Per la realizzazione della faraonica grande opera il paese si è speso molto: i dipendenti pubblici hanno contribuito donando un mese di stipendio e, ogni anno, Addis Abeba ha emesso dei titoli di stato per finanziare la costruzione di quella che è considerata una straordinaria opportunità di sviluppo e un motivo di orgoglio nazionale. La GERD dovrebbe infatti consentire l’accesso alla rete elettrica a decine di milioni di etiopi, funzionando da volano per l’economia e lo sviluppo di vaste aree del paese. Attualmente l’Etiopia, che è il secondo paese più popoloso del continente, secondo la Banca Mondiale non riesce ad assicurare l’utilizzo della rete elettrica a più di metà dei circa 110 milioni di abitanti.
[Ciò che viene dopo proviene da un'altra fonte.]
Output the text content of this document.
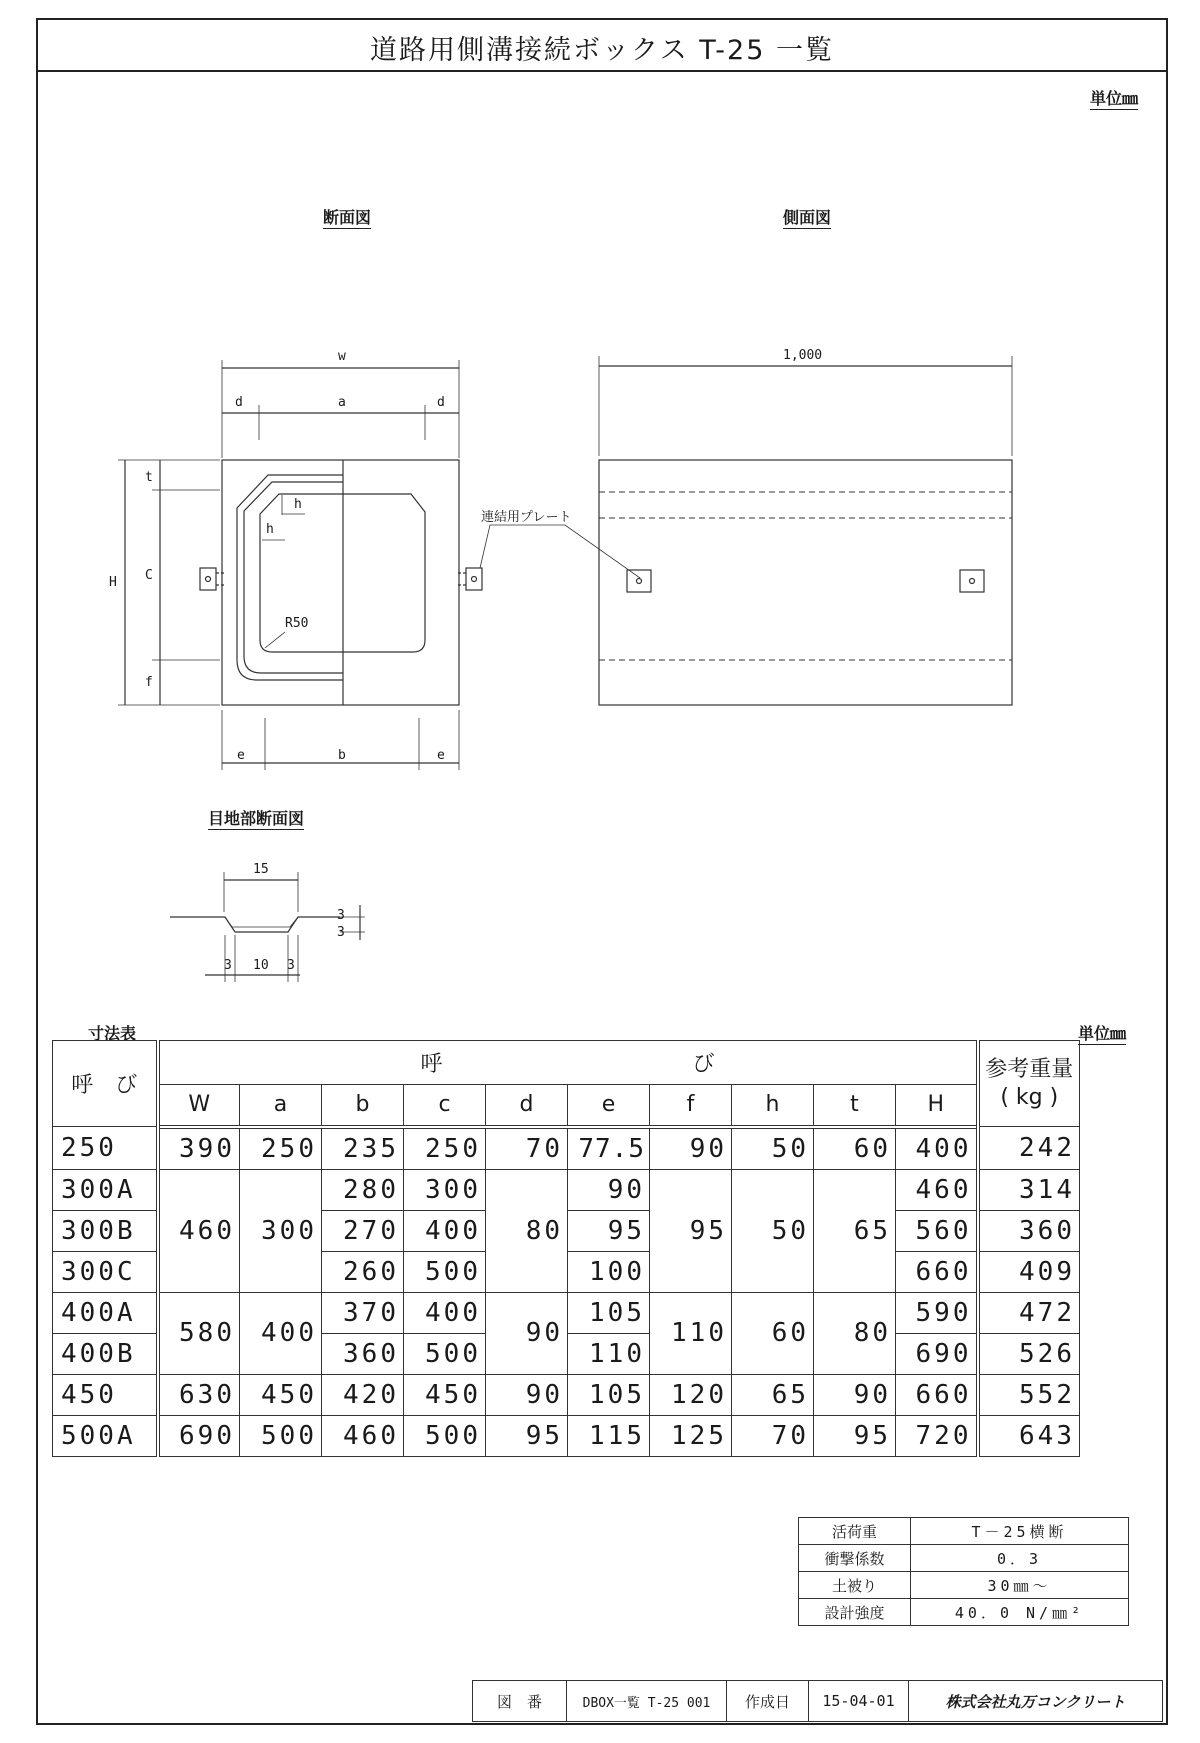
道路用側溝接続ボックス T-25 一覧
単位㎜
断面図	側面図
目地部断面図
w
d	a	d
e	b	e
H
t
C
f
h
h
R50
連結用プレート
1,000
15
3 10 3
3
3
寸法表	単位㎜
呼　び	呼 び										参考重量
( kg )
	W	a	b	c	d	e	f	h	t	H	
250	390	250	235	250	70	77.5	90	50	60	400	242
300A	460	300	280	300	80	90	95	50	65	460	314
300B			270	400		95				560	360
300C			260	500		100				660	409
400A	580	400	370	400	90	105	110	60	80	590	472
400B			360	500		110				690	526
450	630	450	420	450	90	105	120	65	90	660	552
500A	690	500	460	500	95	115	125	70	95	720	643
活荷重	T－25横断
衝撃係数	0．3
土被り	30㎜～
設計強度	40．0 N/㎜²
図　番	DBOX一覧 T-25 001	作成日	15-04-01	株式会社丸万コンクリート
L’enorme bacino, inoltre, dovrebbe anche consentire di irrigare e rendere quindi produttivi milioni di ettari di terre attualmente incolte o soggette alle piene del Nilo, frequenti durante la stagione delle piogge, riducendo inoltre danni provocati dalle alluvioni.
Il contenzioso con Egitto e Sudan
«Non abbiamo intenzione di danneggiare in alcun modo Egitto e Sudan e le nostre relazioni con i due popoli sono basate sui principi di fratellanza» ha dichiarato il primo ministro Ahmed durante l’inaugurazione, aggiungendo che il beneficio prodotto dalla Grande Diga sarà esteso anche ai paesi a valle: «Le acque del Nilo continueranno a fluire verso l’Egitto e il Sudan, e non vi sarà alcuna conseguenza per loro».
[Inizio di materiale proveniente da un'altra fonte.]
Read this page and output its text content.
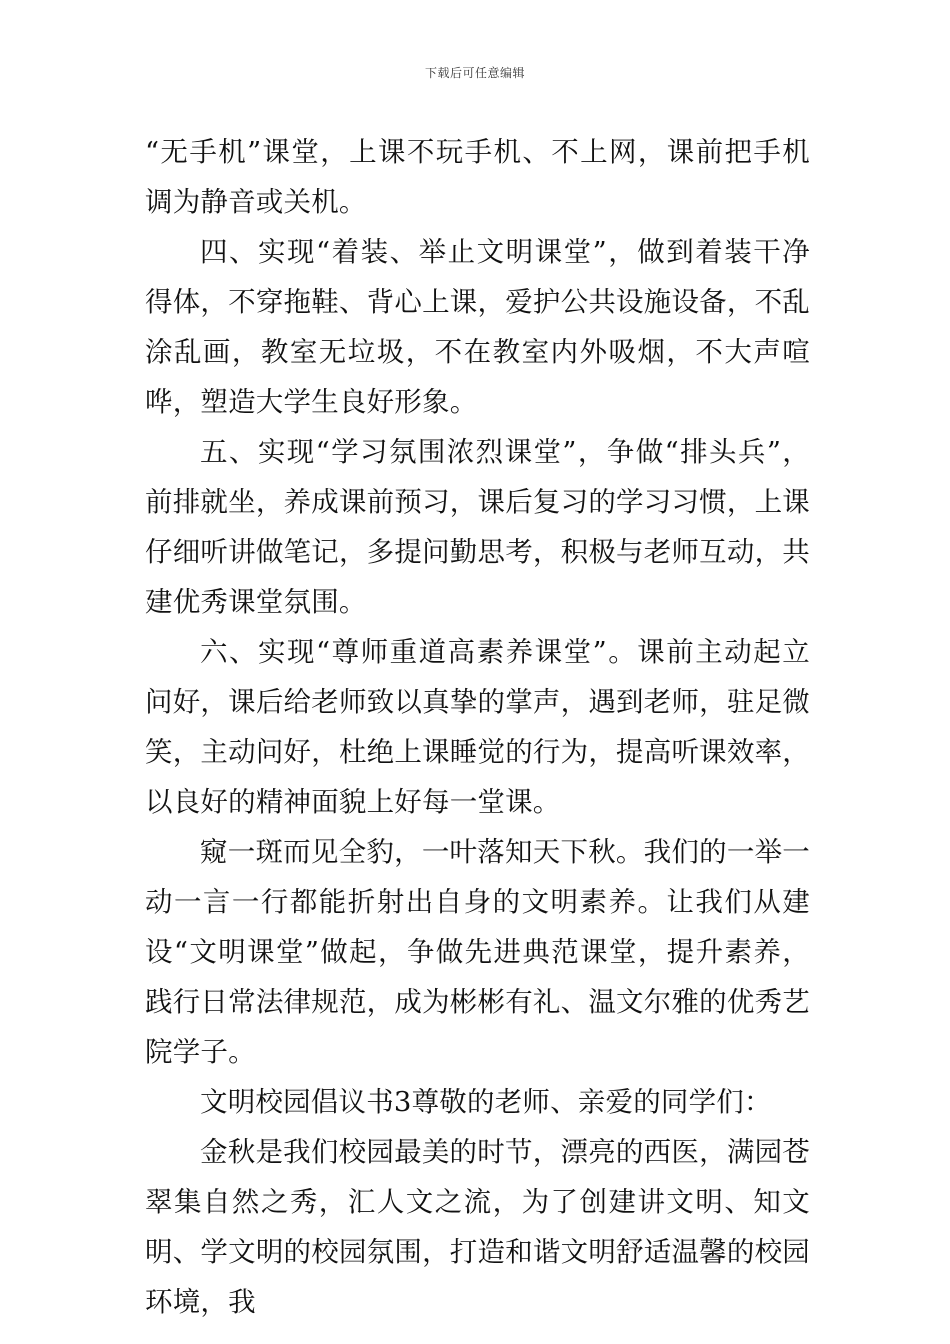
下载后可任意编辑

“无手机”课堂，上课不玩手机、不上网，课前把手机调为静音或关机。

四、实现“着装、举止文明课堂”，做到着装干净得体，不穿拖鞋、背心上课，爱护公共设施设备，不乱涂乱画，教室无垃圾，不在教室内外吸烟，不大声喧哗，塑造大学生良好形象。

五、实现“学习氛围浓烈课堂”，争做“排头兵”，前排就坐，养成课前预习，课后复习的学习习惯，上课仔细听讲做笔记，多提问勤思考，积极与老师互动，共建优秀课堂氛围。

六、实现“尊师重道高素养课堂”。课前主动起立问好，课后给老师致以真挚的掌声，遇到老师，驻足微笑，主动问好，杜绝上课睡觉的行为，提高听课效率，以良好的精神面貌上好每一堂课。

窥一斑而见全豹，一叶落知天下秋。我们的一举一动一言一行都能折射出自身的文明素养。让我们从建设“文明课堂”做起，争做先进典范课堂，提升素养，践行日常法律规范，成为彬彬有礼、温文尔雅的优秀艺院学子。

文明校园倡议书3尊敬的老师、亲爱的同学们：

金秋是我们校园最美的时节，漂亮的西医，满园苍翠集自然之秀，汇人文之流，为了创建讲文明、知文明、学文明的校园氛围，打造和谐文明舒适温馨的校园环境，我
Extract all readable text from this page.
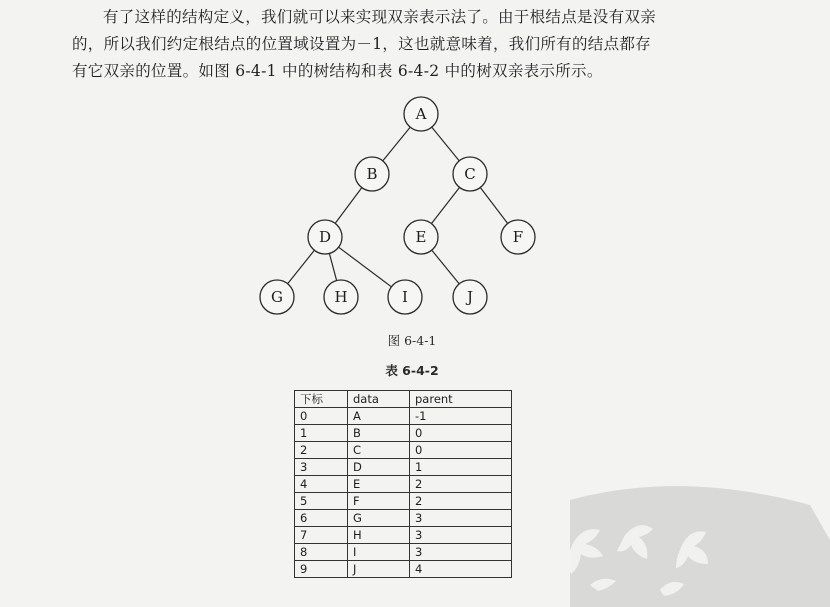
有了这样的结构定义，我们就可以来实现双亲表示法了。由于根结点是没有双亲

的，所以我们约定根结点的位置域设置为－1，这也就意味着，我们所有的结点都存

有它双亲的位置。如图 6-4-1 中的树结构和表 6-4-2 中的树双亲表示所示。

A
B	C
D	E	F
G	H	I	J
图 6-4-1
表 6-4-2
下标	data	parent
0	A	-1
1	B	0
2	C	0
3	D	1
4	E	2
5	F	2
6	G	3
7	H	3
8	I	3
9	J	4
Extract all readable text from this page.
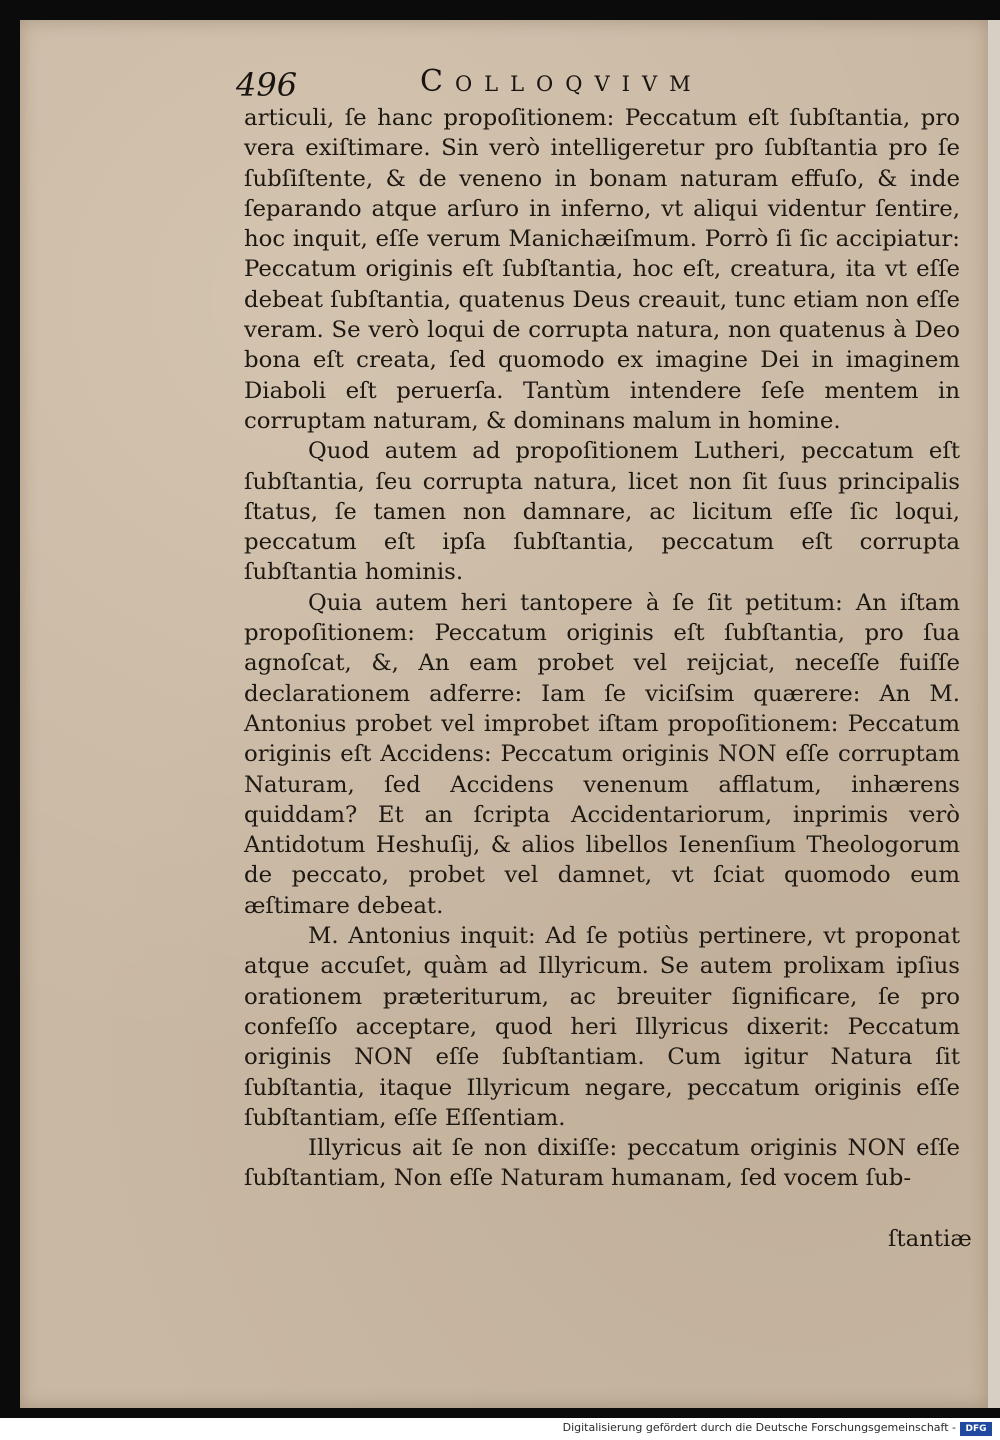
496	Colloqvivm

articuli, ſe hanc propoſitionem: Peccatum eſt ſubſtantia, pro vera exiſtimare. Sin verò intelligeretur pro ſubſtantia pro ſe ſubſiſtente, & de veneno in bonam naturam effuſo, & inde ſeparando atque arſuro in inferno, vt aliqui videntur ſentire, hoc inquit, eſſe verum Manichæiſmum. Porrò ſi ſic accipiatur: Peccatum originis eſt ſubſtantia, hoc eſt, creatura, ita vt eſſe debeat ſubſtantia, quatenus Deus creauit, tunc etiam non eſſe veram. Se verò loqui de corrupta natura, non quatenus à Deo bona eſt creata, ſed quomodo ex imagine Dei in imaginem Diaboli eſt peruerſa. Tantùm intendere ſeſe mentem in corruptam naturam, & dominans malum in homine.

Quod autem ad propoſitionem Lutheri, peccatum eſt ſubſtantia, ſeu corrupta natura, licet non ſit ſuus principalis ſtatus, ſe tamen non damnare, ac licitum eſſe ſic loqui, peccatum eſt ipſa ſubſtantia, peccatum eſt corrupta ſubſtantia hominis.

Quia autem heri tantopere à ſe ſit petitum: An iſtam propoſitionem: Peccatum originis eſt ſubſtantia, pro ſua agnoſcat, &, An eam probet vel reijciat, neceſſe fuiſſe declarationem adferre: Iam ſe viciſsim quærere: An M. Antonius probet vel improbet iſtam propoſitionem: Peccatum originis eſt Accidens: Peccatum originis NON eſſe corruptam Naturam, ſed Accidens venenum afflatum, inhærens quiddam? Et an ſcripta Accidentariorum, inprimis verò Antidotum Heshuſij, & alios libellos Ienenſium Theologorum de peccato, probet vel damnet, vt ſciat quomodo eum æſtimare debeat.

M. Antonius inquit: Ad ſe potiùs pertinere, vt proponat atque accuſet, quàm ad Illyricum. Se autem prolixam ipſius orationem præteriturum, ac breuiter ſignificare, ſe pro confeſſo acceptare, quod heri Illyricus dixerit: Peccatum originis NON eſſe ſubſtantiam. Cum igitur Natura ſit ſubſtantia, itaque Illyricum negare, peccatum originis eſſe ſubſtantiam, eſſe Eſſentiam.

Illyricus ait ſe non dixiſſe: peccatum originis NON eſſe ſubſtantiam, Non eſſe Naturam humanam, ſed vocem ſub-

ſtantiæ
Digitalisierung gefördert durch die Deutsche Forschungsgemeinschaft -	DFG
Ma l’infrastruttura è oggetto di una disputa con i paesi confinanti che dura ormai dal 2011 e che si è intensificata man mano che i lavori di realizzazione procedevano. Egitto e Sudan considerano infatti l’utilizzo delle acque del Nilo per produrre elettricità una grave minaccia alla loro sicurezza. Soprattutto l’Egitto dipende dalle acque del fiume per coprire il 97% del fabbisogno idrico destinato all’irrigazione e ai rifornimenti di acqua potabile.
Il Sudan da un lato spera che l’infrastruttura diminuisca l’impatto delle distruttive inondazioni annuali, ma dall’altro teme una riduzione della portata del fiume che danneggerebbe gravemente l’agricoltura e provocherebbe un calo della produzione di elettricità da parte delle sue centrali idroelettriche. I rapporti tra Etiopia e Sudan, negli ultimi anni, sono peggiorati a causa delle conseguenze del conflitto tra il governo centrale di Addis Abeba e la guerriglia tigrina del TPLF, in un clima reso già “caldo” dal contenzioso sul possesso del “triangolo di Fashaqa”, una regione frontaliera contesa tra i due paesi.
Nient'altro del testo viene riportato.